Die Schilderungen des Amazonasdschungels sind sehr realistisch gehalten. Das müssen sie auch sein, um das traumartige Geschehen zu rechtfertigen. Sams sexuelle Notstände sind ebenso lebhaft geschildert und alles andere als lachhaft, selbst wenn die anderen grinsen und selbst Anamari schmunzelt. Es kann seiner Bestimmung nicht entgehen. Und Bestimmung kann man über die ganze Geschichte schreiben: Die Handlung ist gottgewollt. Es bleibt unmissverständlich, wer oder was dieser Gott ist: Gaia selbst.

4) Tanith Lee: Tränen im Regen (Crying in the Rain)

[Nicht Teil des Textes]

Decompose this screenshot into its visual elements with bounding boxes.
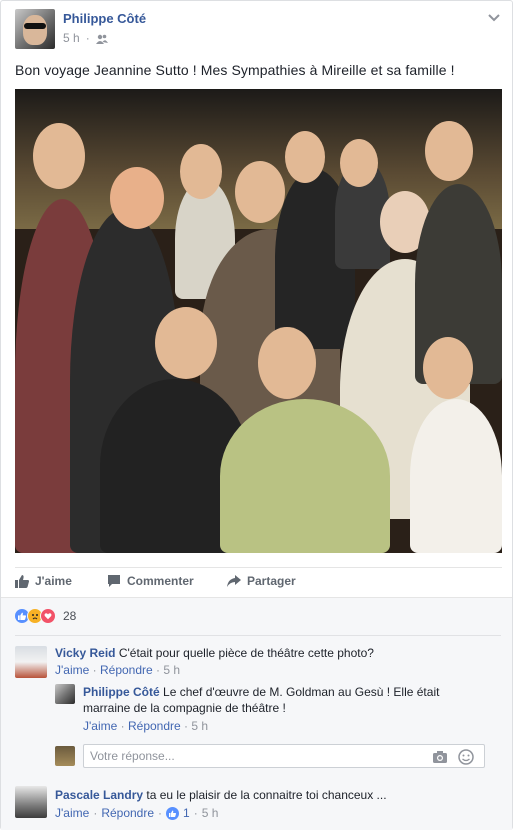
post-actions: J'aime Commenter Partager [15,567,502,593]
comment-button[interactable]: Commenter [107,574,194,588]
chevron-down-icon[interactable] [487,10,501,24]
comment-like-link[interactable]: J'aime [55,663,89,677]
reaction-count[interactable]: 28 [63,609,76,623]
post-text: Bon voyage Jeannine Sutto ! Mes Sympathi… [15,62,455,78]
camera-icon[interactable] [432,749,448,765]
post-meta: 5 h · [63,31,108,45]
reply-author[interactable]: Philippe Côté [83,685,160,699]
reply-reply-link[interactable]: Répondre [128,719,181,733]
comment-body: Pascale Landry ta eu le plaisir de la co… [55,787,495,803]
comment-time[interactable]: 5 h [202,806,219,820]
reply-like-link[interactable]: J'aime [83,719,117,733]
comment-meta: J'aime · Répondre · 1 · 5 h [55,806,219,820]
comment-icon [108,575,120,587]
share-button[interactable]: Partager [227,574,296,588]
reply-meta: J'aime · Répondre · 5 h [83,719,209,733]
reply-input-box[interactable] [83,744,485,768]
post-header: Philippe Côté 5 h · [13,8,503,52]
love-reaction-icon [40,608,56,624]
comment-body: Vicky Reid C'était pour quelle pièce de … [55,645,495,661]
share-label: Partager [247,574,296,588]
comment-text: C'était pour quelle pièce de théâtre cet… [118,646,374,660]
friends-icon[interactable] [95,33,108,44]
reply-time[interactable]: 5 h [191,719,208,733]
comment-time[interactable]: 5 h [163,663,180,677]
comment-like-link[interactable]: J'aime [55,806,89,820]
comments-section: 28 Vicky Reid C'était pour quelle pièce … [1,597,512,830]
share-icon [227,575,241,587]
comment-meta: J'aime · Répondre · 5 h [55,663,181,677]
comment-like-count[interactable]: 1 [183,806,190,820]
comment-author[interactable]: Vicky Reid [55,646,115,660]
author-name[interactable]: Philippe Côté [63,11,146,26]
like-button[interactable]: J'aime [15,574,72,588]
reply-body: Philippe Côté Le chef d'œuvre de M. Gold… [83,684,483,716]
author-avatar[interactable] [15,9,55,49]
reply-author-avatar[interactable] [55,684,75,704]
comment-author[interactable]: Pascale Landry [55,788,143,802]
thumbs-up-icon [15,575,29,588]
facebook-post: Philippe Côté 5 h · Bon voyage Jeannine … [0,0,513,830]
post-time[interactable]: 5 h [63,31,80,45]
comment-text: ta eu le plaisir de la connaitre toi cha… [146,788,387,802]
emoji-icon[interactable] [458,749,474,765]
current-user-avatar [55,746,75,766]
divider [15,635,501,636]
like-label: J'aime [35,574,72,588]
commenter-avatar[interactable] [15,786,47,818]
like-reaction-icon [166,806,180,820]
comment-reply-link[interactable]: Répondre [101,806,154,820]
post-photo[interactable] [15,89,502,553]
reactions-summary[interactable]: 28 [14,608,76,624]
reply-input[interactable] [90,749,420,763]
comment-label: Commenter [127,574,194,588]
comment-reply-link[interactable]: Répondre [100,663,153,677]
commenter-avatar[interactable] [15,646,47,678]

Greena wächst in einem strahlenschutzgesicherten Bauernhaus auf und hat daher beste Aussichten. Die verflixte Radioaktivität hat dazu geführt, dass die Hühner kaum noch unverseuchte Eier legen und zwei von Mutters Gatten an Krebs gestorben sind. Der Haushalt mit vier Kinder wird von einer strengen Mutter geleitet, die keinen Widerspruch duldet. Sie weist Greena an, sich hübsch zu machen und das weiße Kleid anzuziehen. Offenbar gibt es einen besonderen Anlass.

Obwohl die Behörden wieder mal eine Regenwarnung ausgegeben haben, brechen die beiden Frauen zu Fuß ins Zentrum auf, aber unter dessen Kuppel würden sie sich sein, hofft Greena. Auf dem Weg werden sie von einer Polizeikontrolle angehalten, aber es gibt keinen grund, Fußgänger festzunehmen. Nach einer freundlichen Warnung setzen Greena und ihre Mum ihren Weg fort.

Sie passieren die Strahlenkontrolle am Eingang der Kuppel, ohne dass Alarm ausgelöst wird, außerdem können sie ein legales Ziel vorweisen: das Büro von Mr. Alexander. Ein Bus bringt sie dorthin. Greena staunt. Das Haus hat ein Foyer, einen Säulengang, ein Aquarium und sogar einen Lift. Der Fahrstuhlführer bringt sie in den sechsten Stock, wo in einem Hinterzimmer Mr. Alexander auf sie wartet.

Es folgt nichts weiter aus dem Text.